In the conclusions section of his report, Sir John said: "Both organisations work hard to try to prevent terrorists carrying out attacks. Having said all that, if the Security Service or Counter Terrorism Policing make mistakes then these need to be identified and steps taken to put them right."

The chairman makes two recommendations in a closed version of the report which will go to MI5 and counter-terror police; a “gist” of those will be made public at a later date.

Head of Counter Terrorism Policing Matt Jukes said: "I am speaking today alongside the Director General of MI5. Today’s report describes the partnership between MI5 and Counter Terrorism Policing. 

“This relationship is long-standing. It has seen us work side by side to overcome significant threats to the safety and security of the United Kingdom.

“I am sorry that, despite our determined partnership, we did not stop the loss of life, nor the injury and trauma that happened close to here, almost six years ago. 

“Since 2017, we have worked to strengthen our partnership even further. Much of that work goes on in secret but there have been important steps forward.

“New facilities like the world-leading Counter Terrorism Operations Centre demonstrate the progress we have made. We now have better systems and technology to make that happen, but we must maintain that progress.

“We will now respond at pace to the findings made by the Inquiry in both its open and closed reports."

Other findings

Operation Oliban

The report also discussed this CTPNW investigation into the activities of convicted terrorist Abdalraouf Abdallah. who had been in correspondence with Abedi.  

On this, it was agreed by CTPNW and MI5 that the Operation Oliban material relating to Abedi should have been analysed for intelligence by the former's Intelligence Management Unit. 

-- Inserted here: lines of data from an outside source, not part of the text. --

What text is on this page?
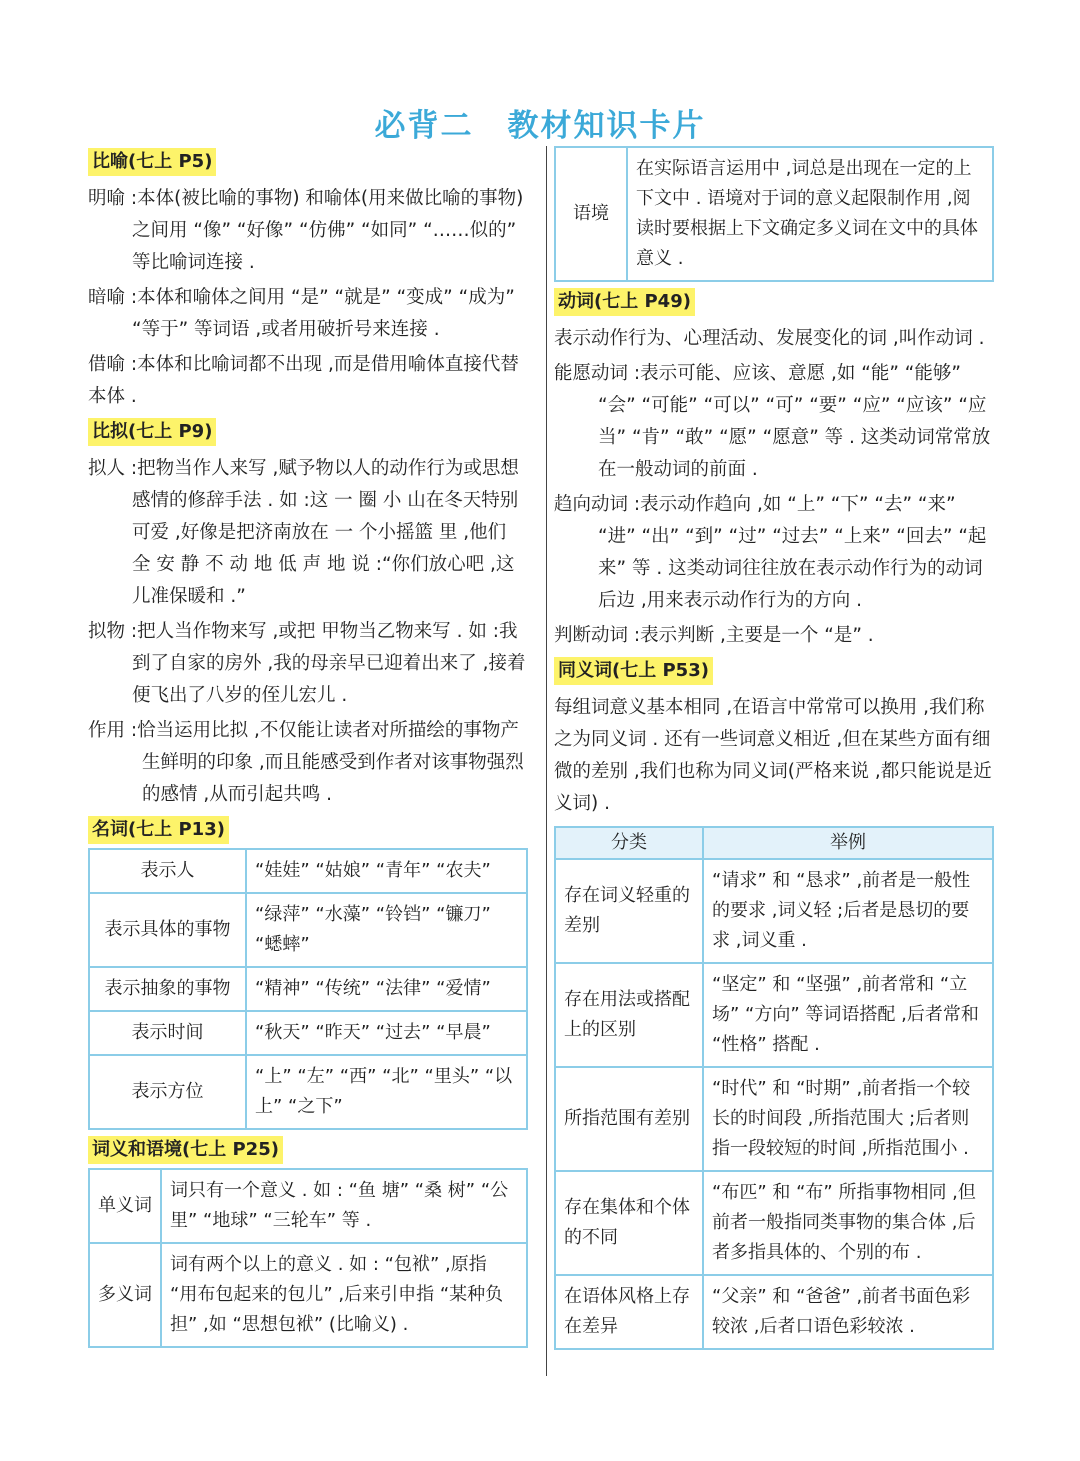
必背二 教材知识卡片
比喻(七上 P5)
明喻 :本体(被比喻的事物) 和喻体(用来做比喻的事物) 之间用 “像” “好像” “仿佛” “如同” “……似的” 等比喻词连接 .
暗喻 :本体和喻体之间用 “是” “就是” “变成” “成为” “等于” 等词语 ,或者用破折号来连接 .
借喻 :本体和比喻词都不出现 ,而是借用喻体直接代替本体 .
比拟(七上 P9)
拟人 :把物当作人来写 ,赋予物以人的动作行为或思想感情的修辞手法 . 如 :这 一 圈 小 山在冬天特别可爱 ,好像是把济南放在 一 个小摇篮 里 ,他们 全 安 静 不 动 地 低 声 地 说 :“你们放心吧 ,这儿准保暖和 .”
拟物 :把人当作物来写 ,或把 甲物当乙物来写 . 如 :我到了自家的房外 ,我的母亲早已迎着出来了 ,接着便飞出了八岁的侄儿宏儿 .
作用 :恰当运用比拟 ,不仅能让读者对所描绘的事物产生鲜明的印象 ,而且能感受到作者对该事物强烈的感情 ,从而引起共鸣 .
名词(七上 P13)
表示人	“娃娃” “姑娘” “青年” “农夫”
表示具体的事物	“绿萍” “水藻” “铃铛” “镰刀” “蟋蟀”
表示抽象的事物	“精神” “传统” “法律” “爱情”
表示时间	“秋天” “昨天” “过去” “早晨”
表示方位	“上” “左” “西” “北” “里头” “以上” “之下”
词义和语境(七上 P25)
单义词	词只有一个意义 . 如 : “鱼 塘” “桑 树” “公里” “地球” “三轮车” 等 .
多义词	词有两个以上的意义 . 如 : “包袱” ,原指 “用布包起来的包儿” ,后来引申指 “某种负担” ,如 “思想包袱” (比喻义) .
语境	在实际语言运用中 ,词总是出现在一定的上下文中 . 语境对于词的意义起限制作用 ,阅读时要根据上下文确定多义词在文中的具体意义 .
动词(七上 P49)
表示动作行为、心理活动、发展变化的词 ,叫作动词 .
能愿动词 :表示可能、应该、意愿 ,如 “能” “能够” “会” “可能” “可以” “可” “要” “应” “应该” “应当” “肯” “敢” “愿” “愿意” 等 . 这类动词常常放在一般动词的前面 .
趋向动词 :表示动作趋向 ,如 “上” “下” “去” “来” “进” “出” “到” “过” “过去” “上来” “回去” “起来” 等 . 这类动词往往放在表示动作行为的动词后边 ,用来表示动作行为的方向 .
判断动词 :表示判断 ,主要是一个 “是” .
同义词(七上 P53)
每组词意义基本相同 ,在语言中常常可以换用 ,我们称之为同义词 . 还有一些词意义相近 ,但在某些方面有细微的差别 ,我们也称为同义词(严格来说 ,都只能说是近义词) .
分类	举例
存在词义轻重的差别	“请求” 和 “恳求” ,前者是一般性的要求 ,词义轻 ;后者是恳切的要求 ,词义重 .
存在用法或搭配上的区别	“坚定” 和 “坚强” ,前者常和 “立场” “方向” 等词语搭配 ,后者常和 “性格” 搭配 .
所指范围有差别	“时代” 和 “时期” ,前者指一个较长的时间段 ,所指范围大 ;后者则指一段较短的时间 ,所指范围小 .
存在集体和个体的不同	“布匹” 和 “布” 所指事物相同 ,但前者一般指同类事物的集合体 ,后者多指具体的、个别的布 .
在语体风格上存在差异	“父亲” 和 “爸爸” ,前者书面色彩较浓 ,后者口语色彩较浓 .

After conflicting accounts from both bodies, Sir John found on the balance of probabilities that the material was not passed on - likely because of human error.

However, even if this had been done, he said it is "unlikely that it would have made a significant difference to the Security Service’s assessment" of Abedi.

Operation Manteline

Sir John described the investigation into the atrocity - which was led by Detective Chief Superintendent Simon Barraclough - as an "impressive, effective and professional investigation".

The wide-ranging Op resulted in the bomber's brother Hashem Abedi being convicted of 22 counts of murder, attempted murder - encompassing the remaining injured - and conspiring to cause explosions.


Sir John found that while Abedi should have been subject to a Prevent referral at some point in 2015 or 2016, "it is very hard to say what would have happened if SA had been approached under Prevent or the Channel programme".